• Welcome to Overclockers Forums! Join us to reply in threads, receive reduced ads, and to customize your site experience!

UG! Farm is failing.

Overclockers is supported by our readers. When you click a link to make a purchase, we may earn a commission. Learn More.

don256us

Uber Folding Senior
Joined
Jul 17, 2003
It may not be as bad as I think but I am losing equipment again. I will not be replacing a bunch of it if it is down for good, at least not right away. I have one machine that wants to shut down all of the time. I have one machine that has four cards but is only earning the same ppd as a single card. Fans have been failing and I have been taking them apart and putting working pieces together giving me a Frankenstein's monster look. (Not a Frankenstein look as Frankenstein was the Dr.)

I will work on getting the working pieces back up and running and salvage any points that I can. After we pay for this years house projects, I will start to look at replacement parts to bring my earning power back up. My replacement farm will most likely consist of new parts instead of old bit coin stuff. I will most certainly be looking for stuff that uses less power too. We'll see.

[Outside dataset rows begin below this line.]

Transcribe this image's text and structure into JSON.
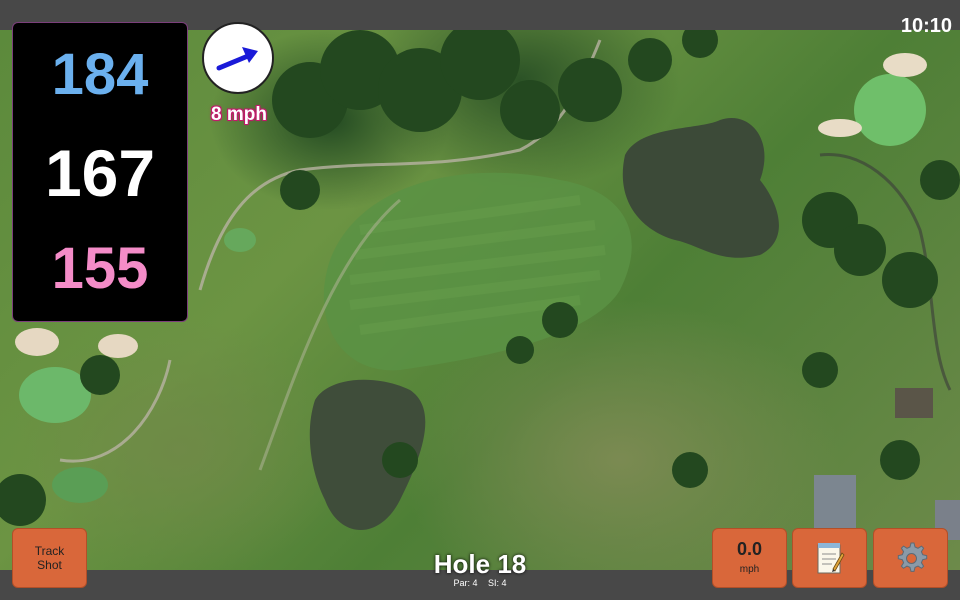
{
  "status_bar": {
    "time": "10:10"
  },
  "distances": {
    "back": "184",
    "center": "167",
    "front": "155"
  },
  "wind": {
    "speed_label": "8 mph",
    "direction_icon": "arrow-icon"
  },
  "track_shot": {
    "label_line1": "Track",
    "label_line2": "Shot"
  },
  "hole": {
    "title": "Hole 18",
    "par": "Par: 4",
    "si": "SI: 4"
  },
  "speed": {
    "value": "0.0",
    "unit": "mph"
  },
  "toolbar": {
    "notes_icon": "notepad-icon",
    "settings_icon": "gear-icon"
  },
  "colors": {
    "back_distance": "#6bb0ee",
    "center_distance": "#ffffff",
    "front_distance": "#f48cc8",
    "button": "#d9673a",
    "wind_label_outline": "#c2186b"
  }
}
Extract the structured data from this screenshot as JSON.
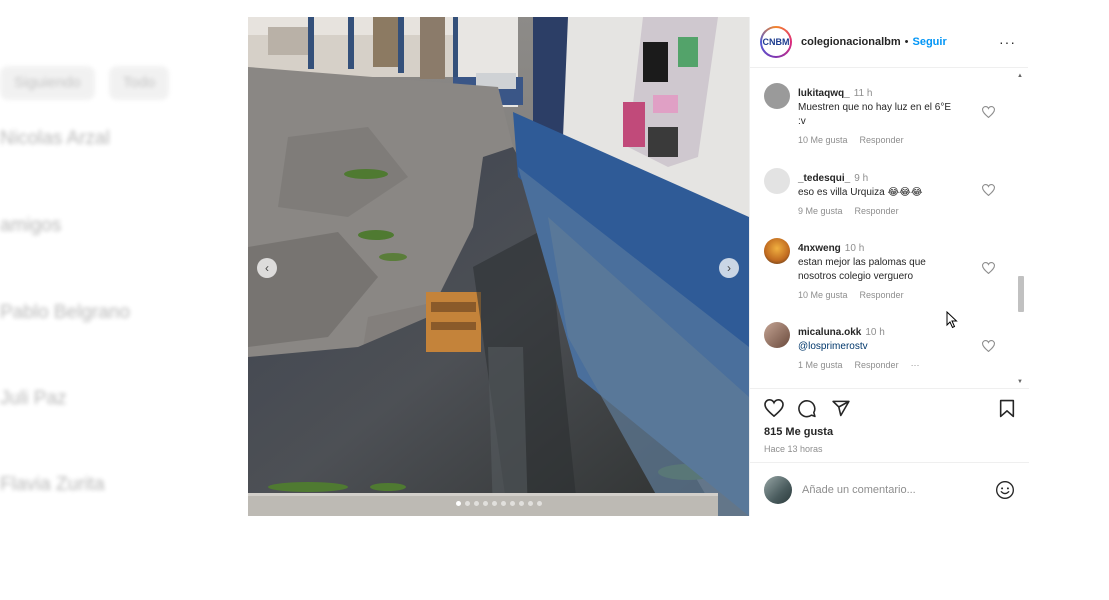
{
  "post": {
    "username": "colegionacionalbm",
    "separator": "•",
    "follow_label": "Seguir",
    "avatar_text": "CNBM",
    "likes": "815 Me gusta",
    "time_ago": "Hace 13 horas"
  },
  "comments": [
    {
      "user": "lukitaqwq_",
      "time": "11 h",
      "text_lines": [
        "Muestren que no hay luz en el 6°E",
        ":v"
      ],
      "likes": "10 Me gusta",
      "reply": "Responder",
      "avatar_color": "#9a9a9a"
    },
    {
      "user": "_tedesqui_",
      "time": "9 h",
      "text_lines": [
        "eso es villa Urquiza 😂😂😂"
      ],
      "likes": "9 Me gusta",
      "reply": "Responder",
      "avatar_color": "#e3e3e3"
    },
    {
      "user": "4nxweng",
      "time": "10 h",
      "text_lines": [
        "estan mejor las palomas que",
        "nosotros colegio verguero"
      ],
      "likes": "10 Me gusta",
      "reply": "Responder",
      "avatar_color": "#d38a2a"
    },
    {
      "user": "micaluna.okk",
      "time": "10 h",
      "text_lines": [
        "@losprimerostv"
      ],
      "likes": "1 Me gusta",
      "reply": "Responder",
      "more": "···",
      "avatar_color": "#8a6a5c"
    }
  ],
  "header_more": "···",
  "comment_box": {
    "placeholder": "Añade un comentario..."
  },
  "carousel": {
    "prev": "‹",
    "next": "›",
    "slide_count": 10,
    "active_slide": 1
  },
  "background": {
    "tabs": [
      "Siguiendo",
      "Todo"
    ],
    "names": [
      "Nicolas Arzal",
      "amigos",
      "Pablo Belgrano",
      "Juli Paz",
      "Flavia Zurita"
    ]
  },
  "colors": {
    "follow_blue": "#0095f6",
    "mention_blue": "#00376b",
    "meta_gray": "#8e8e8e",
    "text": "#262626"
  }
}
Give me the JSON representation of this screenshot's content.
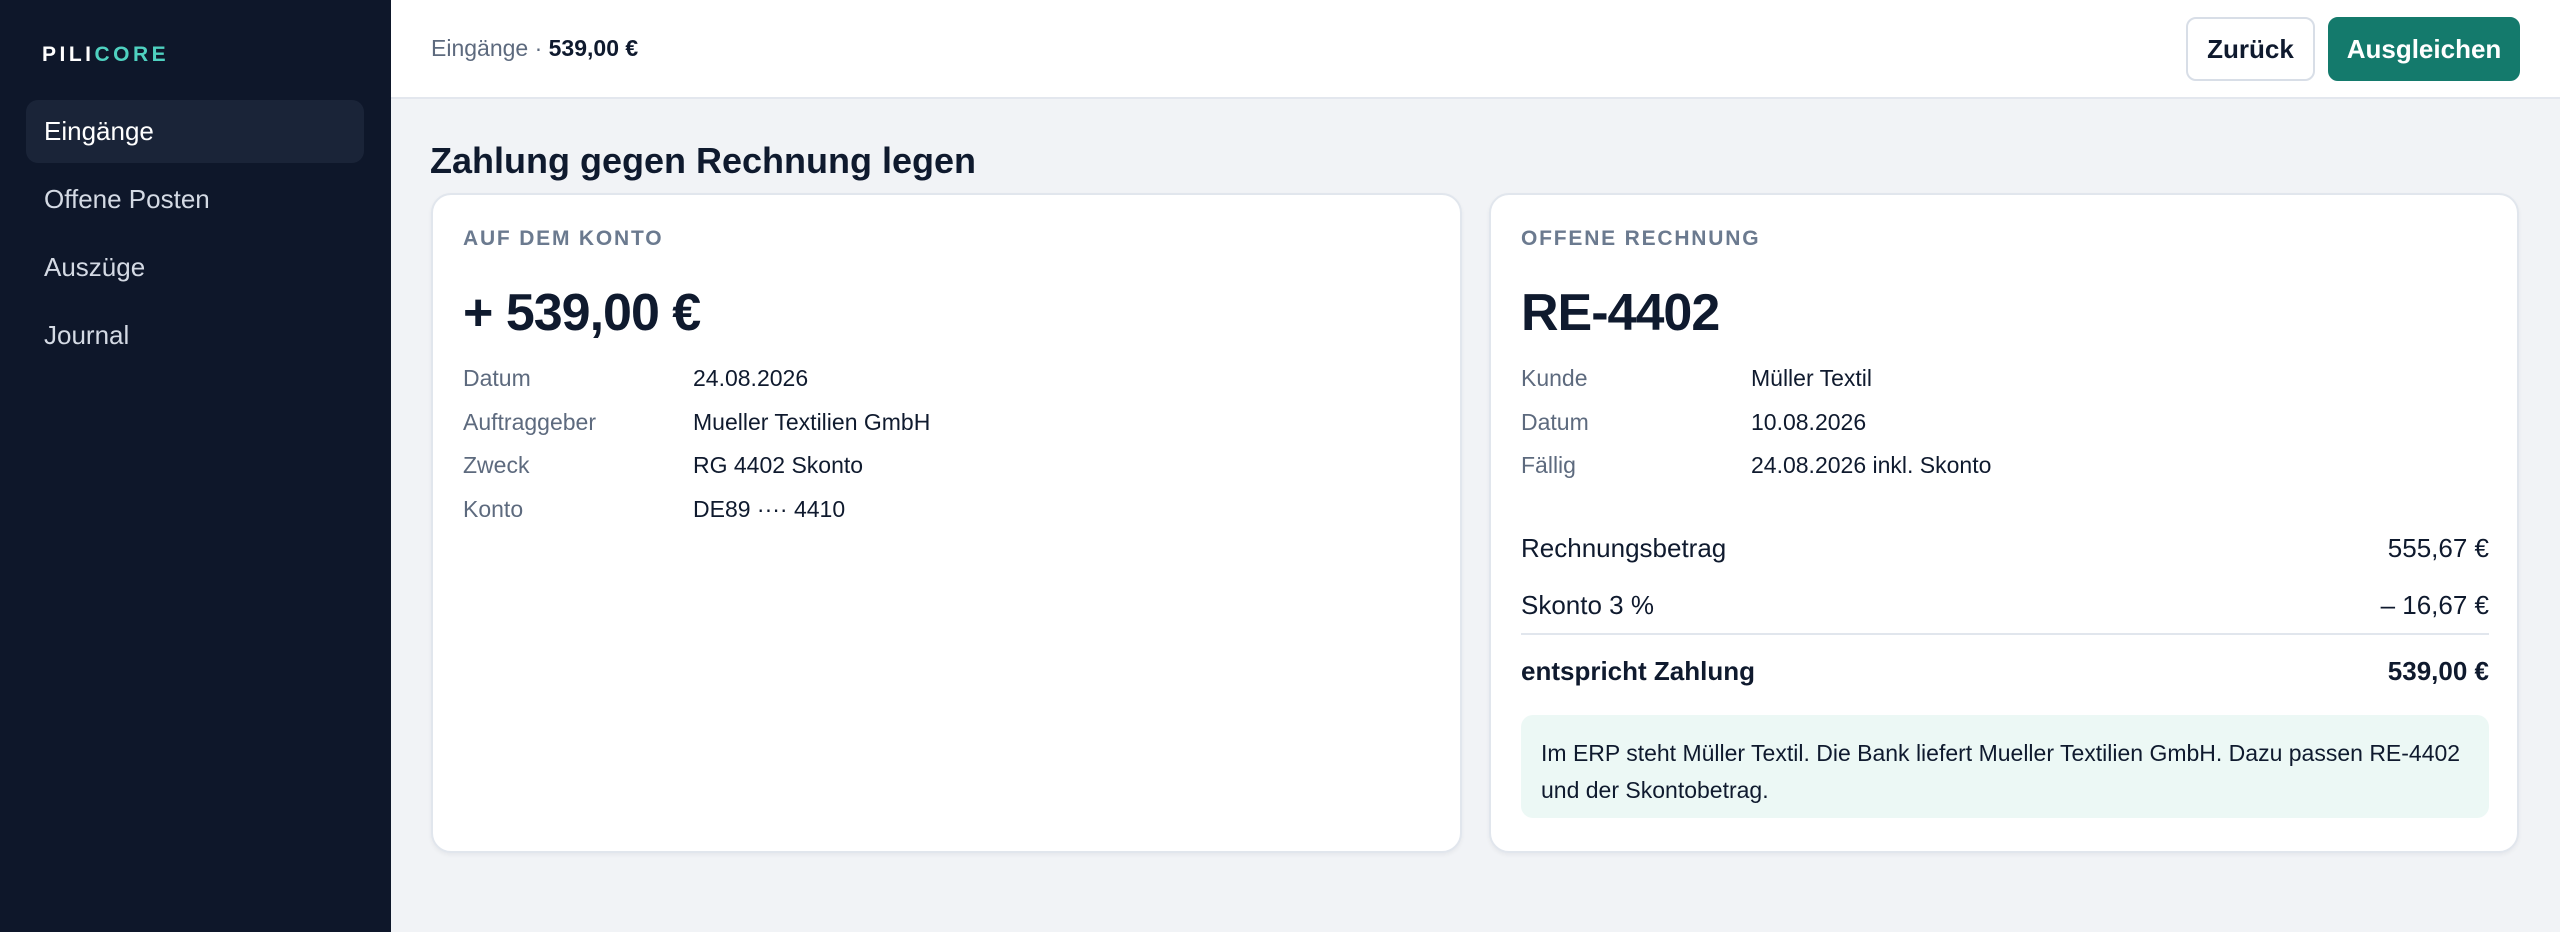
{
  "brand": {
    "part1": "PILI",
    "part2": "CORE",
    "accent_color": "#4fd1c0"
  },
  "sidebar": {
    "items": [
      {
        "label": "Eingänge",
        "active": true
      },
      {
        "label": "Offene Posten",
        "active": false
      },
      {
        "label": "Auszüge",
        "active": false
      },
      {
        "label": "Journal",
        "active": false
      }
    ]
  },
  "topbar": {
    "breadcrumb": "Eingänge · ",
    "amount": "539,00 €",
    "back_label": "Zurück",
    "primary_label": "Ausgleichen",
    "primary_color": "#147a6c"
  },
  "page": {
    "title": "Zahlung gegen Rechnung legen"
  },
  "account": {
    "label": "AUF DEM KONTO",
    "amount": "+ 539,00 €",
    "fields": [
      {
        "key": "Datum",
        "value": "24.08.2026"
      },
      {
        "key": "Auftraggeber",
        "value": "Mueller Textilien GmbH"
      },
      {
        "key": "Zweck",
        "value": "RG 4402 Skonto"
      },
      {
        "key": "Konto",
        "value": "DE89 ···· 4410"
      }
    ]
  },
  "invoice": {
    "label": "OFFENE RECHNUNG",
    "number": "RE-4402",
    "fields": [
      {
        "key": "Kunde",
        "value": "Müller Textil"
      },
      {
        "key": "Datum",
        "value": "10.08.2026"
      },
      {
        "key": "Fällig",
        "value": "24.08.2026 inkl. Skonto"
      }
    ],
    "lines": [
      {
        "label": "Rechnungsbetrag",
        "value": "555,67 €"
      },
      {
        "label": "Skonto 3 %",
        "value": "– 16,67 €"
      }
    ],
    "total": {
      "label": "entspricht Zahlung",
      "value": "539,00 €"
    },
    "note": "Im ERP steht Müller Textil. Die Bank liefert Mueller Textilien GmbH. Dazu passen RE-4402 und der Skontobetrag.",
    "note_color": "#ecf8f5"
  }
}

Most certainly, when the time comes, I will check in with you, my brethren, to see what I should be looking at for a low cost high point solution to my current woes.

Until then...

:salute:

Edit: Another issue that prevented me from troubleshooting the farm is that my network had a persistant failure. After a few hours troubleshooting, I think I found the issue. I have a cable modem, wireless gigabit router, and rack mount 24-port gigabit switch. After monkeying around with that, I think that its my other router that I configured to be an access point. Tonight I should be able to put some of my farm back on line when I get home.
 
Sounds like a lot of work. Please let us know what parts you need. If I have what you need I'd be willing to send some stuff your way.
 
Thanks guys. What I'm looking to do short term is to consolidate the working parts that I have and reduce the number of hosts that are pulling power from the wall. This will work out as I need to reduce production for the summer anyway. Once winter starts to return, I'll look at my options and see where I go.
 
I hit a bit of a snag but I should be able to work my way out of it in the next few days. I moved a card to my workstation rig. However, since the machine was only producing 130k ppd with four 7970's, I decided to reload the machine from scratch. I got the base OS installed last night and started the update process. I also moved another card to my Windows 10 machine but that machine wants to stop folding all of the time. I will move all three of those cards to the Windows 7 machine that I vacated for the summer and see where that puts me.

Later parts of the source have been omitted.